NGO vet Kristen Carson Hamilton — now general manager of Little Pearl, the highly anticipated coffee shop/wine bar (more on that in a second) scheduled to debut Saturday, December 16, in the former Bayou Bakery spot on Capitol Hill — says she knew she’d found her life’s calling the moment she stepped inside a blessedly line-free Rose’s Luxury for a drink.
It was October 2013 and Hamilton had recently quit her job handling human resources for an international nonprofit; She had taken up driving around her Nissan Versa hatchback for ride-hailing service Uber to make some money while contemplating what to do next. She lived in Eastern Market and was looking for a place to catch up with a friend, when the neon green “Rose’s Luxury” sign beckoned.
“What is this place?” she remembers thinking as she ventured inside. Rose’s had just opened that same week; it would be almost a full year before before Bon Appetit would name now-James Beard Foundation Award-winning chef Aaron Silverman’s eclectic eatery with the vintage furniture and upbeat waitstaff the best new restaurant in the country. Rose’s was still relatively unknown, and as Hamilton and her friend sat at the bar, sipping a glass of rye with rosewater and lemon, she had a sudden realization: This place. This is where I want to work.
It took a few conversations with Silverman and Rose’s general manager, Andrew Limberg, to find a role for her at the self-styled restaurant. They started her out as host and food runner. She later graduated to helping out with floor manager shifts before moving up to a manager training program — one that had been created especially for her. Her nickname was “KC,” a nod to her maiden name (Kristen Carson) and her hometown (Kansas City).

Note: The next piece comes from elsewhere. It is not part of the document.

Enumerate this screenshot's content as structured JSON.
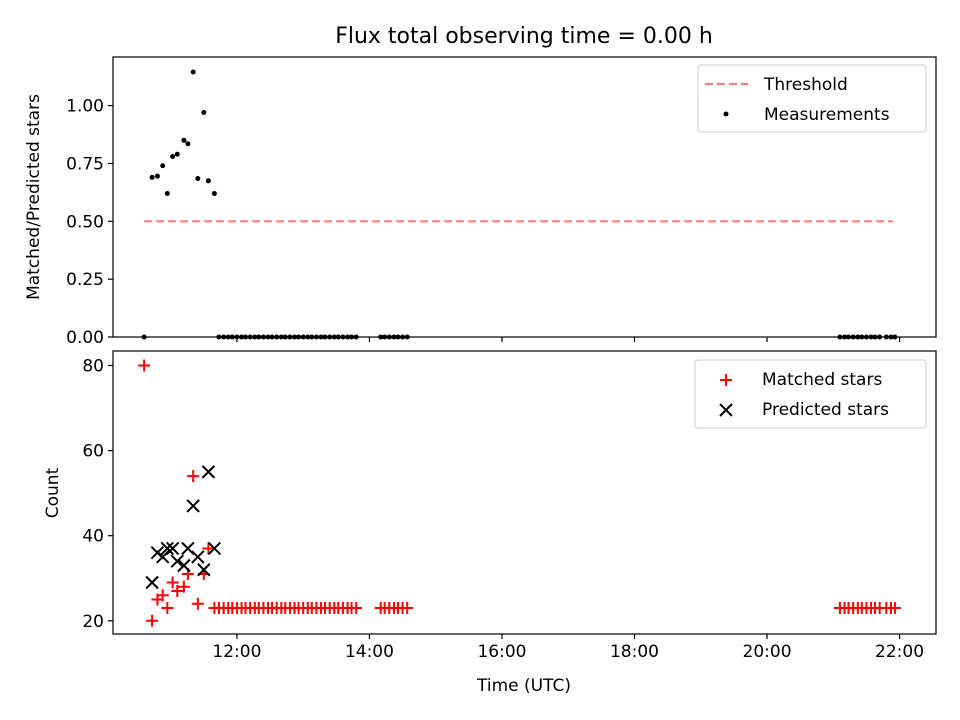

“Nicknames are really popular here,” she tells Eater.
A year after she was hired, she was a full-fledged floor manager. When Silverman began compiling a team to lead the opening of his second restaurant, Pineapple and Pearls, Hamilton jumped at the chance to be part of that, too.

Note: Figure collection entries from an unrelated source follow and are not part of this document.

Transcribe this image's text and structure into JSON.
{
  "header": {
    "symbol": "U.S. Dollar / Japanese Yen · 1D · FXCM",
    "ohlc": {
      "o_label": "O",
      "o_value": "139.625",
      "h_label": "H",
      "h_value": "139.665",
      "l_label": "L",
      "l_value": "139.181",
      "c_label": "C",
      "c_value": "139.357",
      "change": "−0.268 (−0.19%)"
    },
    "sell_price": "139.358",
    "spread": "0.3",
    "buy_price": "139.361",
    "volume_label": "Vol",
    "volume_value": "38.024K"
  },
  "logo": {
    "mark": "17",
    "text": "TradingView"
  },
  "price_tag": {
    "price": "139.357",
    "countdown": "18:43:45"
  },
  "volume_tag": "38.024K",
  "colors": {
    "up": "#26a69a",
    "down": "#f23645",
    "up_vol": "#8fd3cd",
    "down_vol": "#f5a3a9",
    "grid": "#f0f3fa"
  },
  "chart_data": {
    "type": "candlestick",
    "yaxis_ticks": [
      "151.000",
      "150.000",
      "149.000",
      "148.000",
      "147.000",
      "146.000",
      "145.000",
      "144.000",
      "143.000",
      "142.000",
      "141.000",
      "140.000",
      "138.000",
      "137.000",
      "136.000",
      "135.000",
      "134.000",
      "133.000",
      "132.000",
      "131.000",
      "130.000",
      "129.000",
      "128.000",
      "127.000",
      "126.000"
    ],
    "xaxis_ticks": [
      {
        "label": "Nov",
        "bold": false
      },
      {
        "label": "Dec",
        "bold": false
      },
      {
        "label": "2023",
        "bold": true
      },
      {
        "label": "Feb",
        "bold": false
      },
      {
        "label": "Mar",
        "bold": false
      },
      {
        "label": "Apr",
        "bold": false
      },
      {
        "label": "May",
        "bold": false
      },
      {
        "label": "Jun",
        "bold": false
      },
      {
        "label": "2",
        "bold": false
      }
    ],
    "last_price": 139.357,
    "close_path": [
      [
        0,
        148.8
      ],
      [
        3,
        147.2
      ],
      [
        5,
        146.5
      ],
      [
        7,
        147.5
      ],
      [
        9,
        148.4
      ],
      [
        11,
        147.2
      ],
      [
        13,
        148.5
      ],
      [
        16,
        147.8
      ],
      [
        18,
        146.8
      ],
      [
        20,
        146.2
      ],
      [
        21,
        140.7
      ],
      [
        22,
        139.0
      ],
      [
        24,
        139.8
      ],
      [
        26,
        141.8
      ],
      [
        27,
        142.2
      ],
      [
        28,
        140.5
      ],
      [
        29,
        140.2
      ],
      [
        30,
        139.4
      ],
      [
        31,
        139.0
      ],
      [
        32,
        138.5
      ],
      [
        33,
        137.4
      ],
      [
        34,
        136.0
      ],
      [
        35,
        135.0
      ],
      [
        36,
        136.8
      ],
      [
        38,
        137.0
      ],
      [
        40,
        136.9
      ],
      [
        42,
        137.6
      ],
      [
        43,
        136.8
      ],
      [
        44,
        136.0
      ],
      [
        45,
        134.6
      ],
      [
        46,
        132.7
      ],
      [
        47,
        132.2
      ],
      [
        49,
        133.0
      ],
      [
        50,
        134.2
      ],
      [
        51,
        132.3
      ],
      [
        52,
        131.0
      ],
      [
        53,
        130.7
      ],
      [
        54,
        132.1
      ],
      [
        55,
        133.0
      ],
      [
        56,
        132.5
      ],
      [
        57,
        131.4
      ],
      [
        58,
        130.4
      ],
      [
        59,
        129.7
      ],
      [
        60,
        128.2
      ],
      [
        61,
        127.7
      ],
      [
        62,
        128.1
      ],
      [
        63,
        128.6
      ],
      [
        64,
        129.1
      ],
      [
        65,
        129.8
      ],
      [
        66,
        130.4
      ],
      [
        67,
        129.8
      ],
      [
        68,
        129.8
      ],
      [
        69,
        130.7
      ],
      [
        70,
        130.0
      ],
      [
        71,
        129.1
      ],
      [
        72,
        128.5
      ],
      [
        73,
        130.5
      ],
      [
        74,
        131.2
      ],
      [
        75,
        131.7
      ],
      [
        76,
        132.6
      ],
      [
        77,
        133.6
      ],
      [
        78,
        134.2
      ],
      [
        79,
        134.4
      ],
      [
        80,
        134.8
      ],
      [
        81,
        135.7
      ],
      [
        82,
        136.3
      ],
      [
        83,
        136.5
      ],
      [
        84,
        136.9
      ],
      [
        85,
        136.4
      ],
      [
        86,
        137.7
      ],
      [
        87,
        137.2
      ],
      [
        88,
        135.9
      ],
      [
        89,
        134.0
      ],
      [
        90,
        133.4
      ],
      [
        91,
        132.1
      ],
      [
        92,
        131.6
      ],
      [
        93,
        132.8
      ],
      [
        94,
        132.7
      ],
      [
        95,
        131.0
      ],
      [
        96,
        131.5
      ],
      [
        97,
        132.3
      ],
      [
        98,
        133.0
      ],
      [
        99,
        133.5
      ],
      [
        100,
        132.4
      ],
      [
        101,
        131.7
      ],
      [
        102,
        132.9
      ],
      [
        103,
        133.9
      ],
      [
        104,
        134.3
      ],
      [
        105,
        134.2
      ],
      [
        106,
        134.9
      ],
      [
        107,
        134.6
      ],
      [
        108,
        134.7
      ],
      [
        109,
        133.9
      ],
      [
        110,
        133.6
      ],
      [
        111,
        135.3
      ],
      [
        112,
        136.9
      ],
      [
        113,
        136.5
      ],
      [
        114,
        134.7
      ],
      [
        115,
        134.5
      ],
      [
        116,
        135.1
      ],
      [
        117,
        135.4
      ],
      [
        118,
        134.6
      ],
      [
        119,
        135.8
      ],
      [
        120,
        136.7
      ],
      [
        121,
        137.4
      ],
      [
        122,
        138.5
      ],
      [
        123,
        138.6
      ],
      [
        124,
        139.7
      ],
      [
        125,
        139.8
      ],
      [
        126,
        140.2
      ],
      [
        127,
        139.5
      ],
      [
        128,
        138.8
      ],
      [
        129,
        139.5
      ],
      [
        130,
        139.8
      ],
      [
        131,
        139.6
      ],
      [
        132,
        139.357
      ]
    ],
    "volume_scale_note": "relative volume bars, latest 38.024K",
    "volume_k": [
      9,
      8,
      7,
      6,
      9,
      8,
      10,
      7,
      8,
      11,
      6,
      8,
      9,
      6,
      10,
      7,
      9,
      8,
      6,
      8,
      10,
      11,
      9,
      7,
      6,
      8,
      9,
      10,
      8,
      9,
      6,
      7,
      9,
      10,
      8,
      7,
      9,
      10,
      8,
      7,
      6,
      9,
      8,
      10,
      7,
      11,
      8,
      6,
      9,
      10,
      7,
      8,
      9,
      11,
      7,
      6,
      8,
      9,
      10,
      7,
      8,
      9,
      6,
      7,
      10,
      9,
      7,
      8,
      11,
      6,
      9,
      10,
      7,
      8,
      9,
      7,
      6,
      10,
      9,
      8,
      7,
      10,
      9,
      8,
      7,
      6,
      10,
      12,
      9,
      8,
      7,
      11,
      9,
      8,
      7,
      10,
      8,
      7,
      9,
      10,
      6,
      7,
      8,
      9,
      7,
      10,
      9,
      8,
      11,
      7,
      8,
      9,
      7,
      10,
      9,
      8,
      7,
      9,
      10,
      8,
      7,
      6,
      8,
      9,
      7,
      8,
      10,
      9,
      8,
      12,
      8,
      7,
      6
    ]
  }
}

“Aaron really wanted to do things differently than other restaurants. He wanted to make sure folks had the kind of care they needed,” says Hamilton, speaking both of the customers that come to dine and staff that work for him. The manager-in-training program was one aspect of that, allowing Hamilton the opportunity to grow into a leadership role while staying with the company.
For a year and a half, Silverman ran a popular cafe out of now-Michelin starred Pineapple and Pearls, serving coffee, snacks and small sandwiches. He closed it down earlier this year in anticipation of moving the daytime operation down the street to the renovated carriage house at Hill Center that fellow restaurateur and baker David Guas had transformed into a casual gathering spot a few years back.
Hamilton is set to run freshly minted Little Pearl (921 Pennsylvania Avenue SE), a mini-restaurant designed to serve coffee, wine, gelato, and other light fare. A beloved fried chicken sandwich is making the migration from the old cafe; it will be joined by a salmon sandwich on sourdough with cream cheese, an eggplant tarte tatin, some salads, and gluten-free cinnamon toast, among other offerings.
Hamilton is confident that she can build a team at Little Pearl that will execute easily approachable food and drink with the same passion that critically acclaimed Rose’s and Pineapple and Pearls bring to their highly coveted meals.
“We want it to be a place where we and our loved ones want to hang out,” she says, adding, “I want it to be successful, warm, welcoming and fun.”
As for her rocketing up the restaurant ladder in just a few short years, Hamilton very much appreciates all the support she’s been shown ever since she grabbed that fateful drink.
“I didn’t envision that I would have the opportunity to open a restaurant so soon from coming in the door here … but I get very excited about making it happen,” Hamilton says.